The Wall Street law firm, with major clients JPMorgan Chase & Co., Wells Fargo & Co. and Barclays, said the new practice responds to a “sharpening” focus on national security that touches areas such as sanctions, cybersecurity and mergers and acquisitions.
“We have been seeing in recent years much greater emphasis both on the regulatory and enforcement side on national security,” Nicole Friedlander, a former federal prosecutor who helps lead the new practice, said in an interview. “What is national security? The government’s view of what it is has been expanding.”
The practice launch follows recent hires of Andrew DeFilippis and Amanda Houle, two former national security lawyers in the US Attorney’s office for New York’s Southern District. Houle led the office’s national security and international narcotics unit before joining Sullivan & Cromwell in September, according to her LinkedIn profile.
Friedlander, who co-heads Sullivan & Cromwell’s cybersecurity practice, will lead the national security group along with lawyers including Adam Szubin, a former director of Treasury’s Office of Foreign Assets Control and a member of the firm’s financial services group.
Sullivan & Cromwell, which has a long-established specialty in financial services work, finished 2023 with $1.9 billion in gross revenue and $6.3 million in profits per equity partner, both slight upticks from the prior year, according to American Lawyer data.
The firm joins rivals positioning themselves for corporate work intersecting with national security. O’Melveny & Myers in January said it created a national security enforcement task force. Debevoise & Plimpton that month poached Rick Sofield, a former director of the Justice Department’s foreign investment review staff, from Vinson & Elkins to chair its national security group.
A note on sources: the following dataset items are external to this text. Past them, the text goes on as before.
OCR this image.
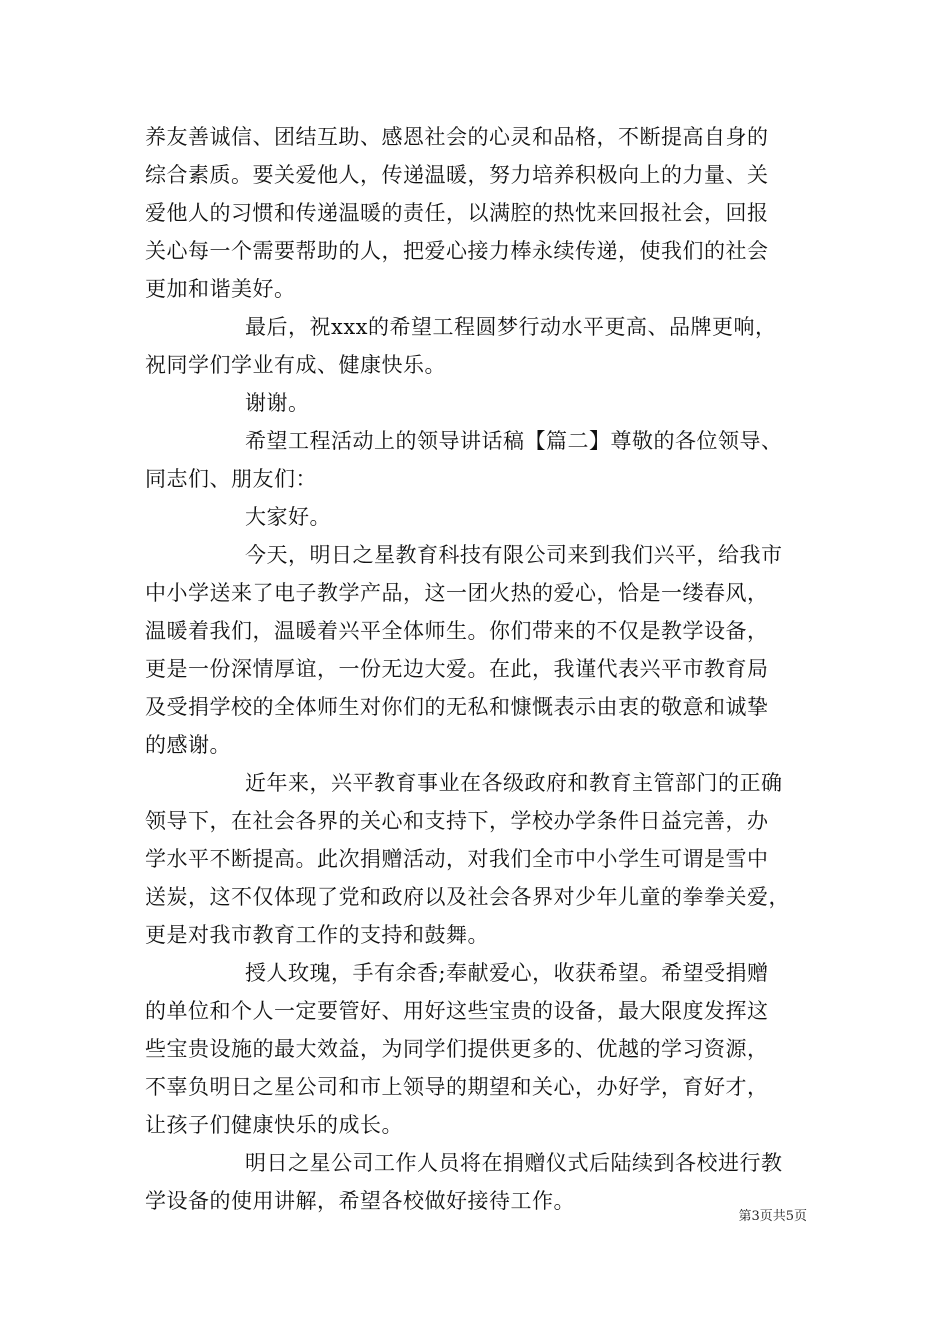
养友善诚信、团结互助、感恩社会的心灵和品格，不断提高自身的
综合素质。要关爱他人，传递温暖，努力培养积极向上的力量、关
爱他人的习惯和传递温暖的责任，以满腔的热忱来回报社会，回报
关心每一个需要帮助的人，把爱心接力棒永续传递，使我们的社会
更加和谐美好。
最后，祝xxx的希望工程圆梦行动水平更高、品牌更响，
祝同学们学业有成、健康快乐。
谢谢。
希望工程活动上的领导讲话稿【篇二】尊敬的各位领导、
同志们、朋友们：
大家好。
今天，明日之星教育科技有限公司来到我们兴平，给我市
中小学送来了电子教学产品，这一团火热的爱心，恰是一缕春风，
温暖着我们，温暖着兴平全体师生。你们带来的不仅是教学设备，
更是一份深情厚谊，一份无边大爱。在此，我谨代表兴平市教育局
及受捐学校的全体师生对你们的无私和慷慨表示由衷的敬意和诚挚
的感谢。
近年来，兴平教育事业在各级政府和教育主管部门的正确
领导下，在社会各界的关心和支持下，学校办学条件日益完善，办
学水平不断提高。此次捐赠活动，对我们全市中小学生可谓是雪中
送炭，这不仅体现了党和政府以及社会各界对少年儿童的拳拳关爱，
更是对我市教育工作的支持和鼓舞。
授人玫瑰，手有余香;奉献爱心，收获希望。希望受捐赠
的单位和个人一定要管好、用好这些宝贵的设备，最大限度发挥这
些宝贵设施的最大效益，为同学们提供更多的、优越的学习资源，
不辜负明日之星公司和市上领导的期望和关心，办好学，育好才，
让孩子们健康快乐的成长。
明日之星公司工作人员将在捐赠仪式后陆续到各校进行教
学设备的使用讲解，希望各校做好接待工作。
第3页共5页
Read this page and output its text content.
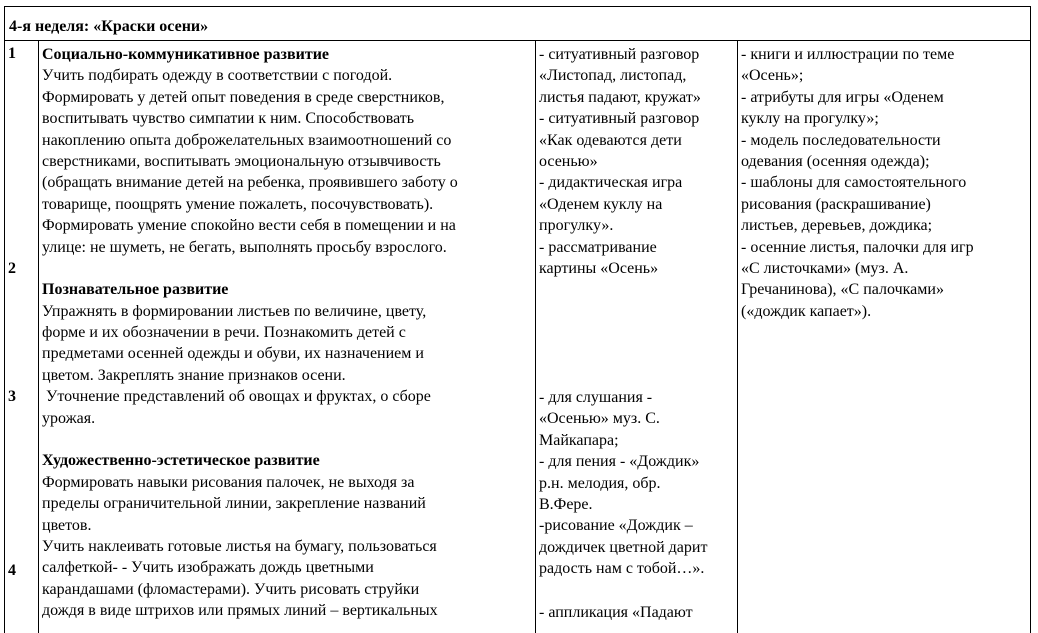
4-я неделя: «Краски осени»
1
2
3
4
Социально-коммуникативное развитие
Учить подбирать одежду в соответствии с погодой.
Формировать у детей опыт поведения в среде сверстников,
воспитывать чувство симпатии к ним. Способствовать
накоплению опыта доброжелательных взаимоотношений со
сверстниками, воспитывать эмоциональную отзывчивость
(обращать внимание детей на ребенка, проявившего заботу о
товарище, поощрять умение пожалеть, посочувствовать).
Формировать умение спокойно вести себя в помещении и на
улице: не шуметь, не бегать, выполнять просьбу взрослого.
Познавательное развитие
Упражнять в формировании листьев по величине, цвету,
форме и их обозначении в речи. Познакомить детей с
предметами осенней одежды и обуви, их назначением и
цветом. Закреплять знание признаков осени.
Уточнение представлений об овощах и фруктах, о сборе
урожая.
Художественно-эстетическое развитие
Формировать навыки рисования палочек, не выходя за
пределы ограничительной линии, закрепление названий
цветов.
Учить наклеивать готовые листья на бумагу, пользоваться
салфеткой- - Учить изображать дождь цветными
карандашами (фломастерами). Учить рисовать струйки
дождя в виде штрихов или прямых линий – вертикальных
- ситуативный разговор
«Листопад, листопад,
листья падают, кружат»
- ситуативный разговор
«Как одеваются дети
осенью»
- дидактическая игра
«Оденем куклу на
прогулку».
- рассматривание
картины «Осень»
- для слушания -
«Осенью» муз. С.
Майкапара;
- для пения - «Дождик»
р.н. мелодия, обр.
В.Фере.
-рисование «Дождик –
дождичек цветной дарит
радость нам с тобой…».
- аппликация «Падают
- книги и иллюстрации по теме
«Осень»;
- атрибуты для игры «Оденем
куклу на прогулку»;
- модель последовательности
одевания (осенняя одежда);
- шаблоны для самостоятельного
рисования (раскрашивание)
листьев, деревьев, дождика;
- осенние листья, палочки для игр
«С листочками» (муз. А.
Гречанинова), «С палочками»
(«дождик капает»).
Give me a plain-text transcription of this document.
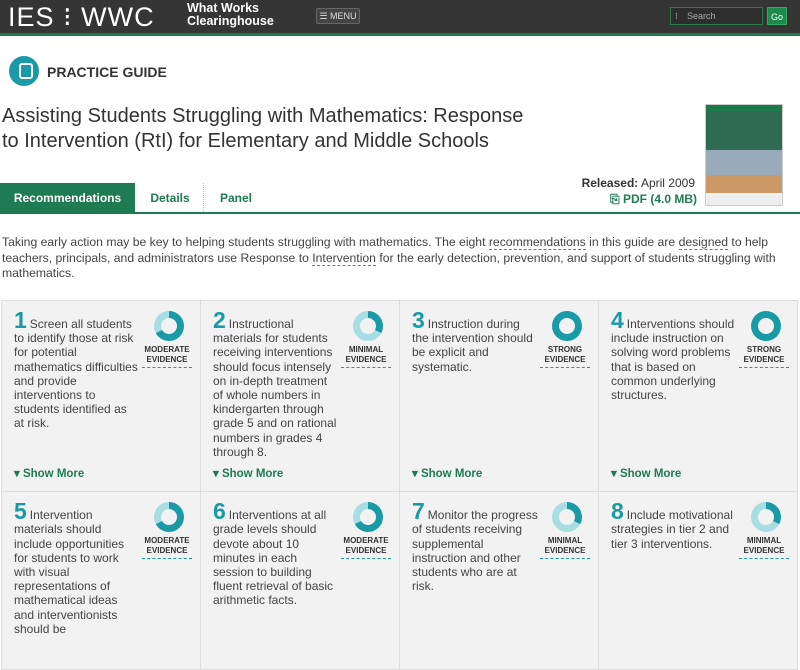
IES ⁝ WWC	What Works
Clearinghouse	☰ MENU	⁝ Search	Go
PRACTICE GUIDE
Assisting Students Struggling with Mathematics: Response to Intervention (RtI) for Elementary and Middle Schools
Released: April 2009
⎘ PDF (4.0 MB)
Recommendations	Details	Panel
Taking early action may be key to helping students struggling with mathematics. The eight recommendations in this guide are designed to help teachers, principals, and administrators use Response to Intervention for the early detection, prevention, and support of students struggling with mathematics.
MODERATE
EVIDENCE
1 Screen all students to identify those at risk for potential mathematics difficulties and provide interventions to students identified as at risk.
▾ Show More
MINIMAL
EVIDENCE
2 Instructional materials for students receiving interventions should focus intensely on in-depth treatment of whole numbers in kindergarten through grade 5 and on rational numbers in grades 4 through 8.
▾ Show More
STRONG
EVIDENCE
3 Instruction during the intervention should be explicit and systematic.
▾ Show More
STRONG
EVIDENCE
4 Interventions should include instruction on solving word problems that is based on common underlying structures.
▾ Show More
MODERATE
EVIDENCE
5 Intervention materials should include opportunities for students to work with visual representations of mathematical ideas and interventionists should be
MODERATE
EVIDENCE
6 Interventions at all grade levels should devote about 10 minutes in each session to building fluent retrieval of basic arithmetic facts.
MINIMAL
EVIDENCE
7 Monitor the progress of students receiving supplemental instruction and other students who are at risk.
MINIMAL
EVIDENCE
8 Include motivational strategies in tier 2 and tier 3 interventions.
Deputy Attorney General Lisa Monaco in public comments last October said the Justice Department filed corporate enforcement actions to protect national security in “unprecedented numbers and unexpected industries.” She also announced the department was adding 25 corporate crime prosecutors to Justice’s national security division and increasing the number of prosecutors in the criminal division’s bank integrity unit by 40%.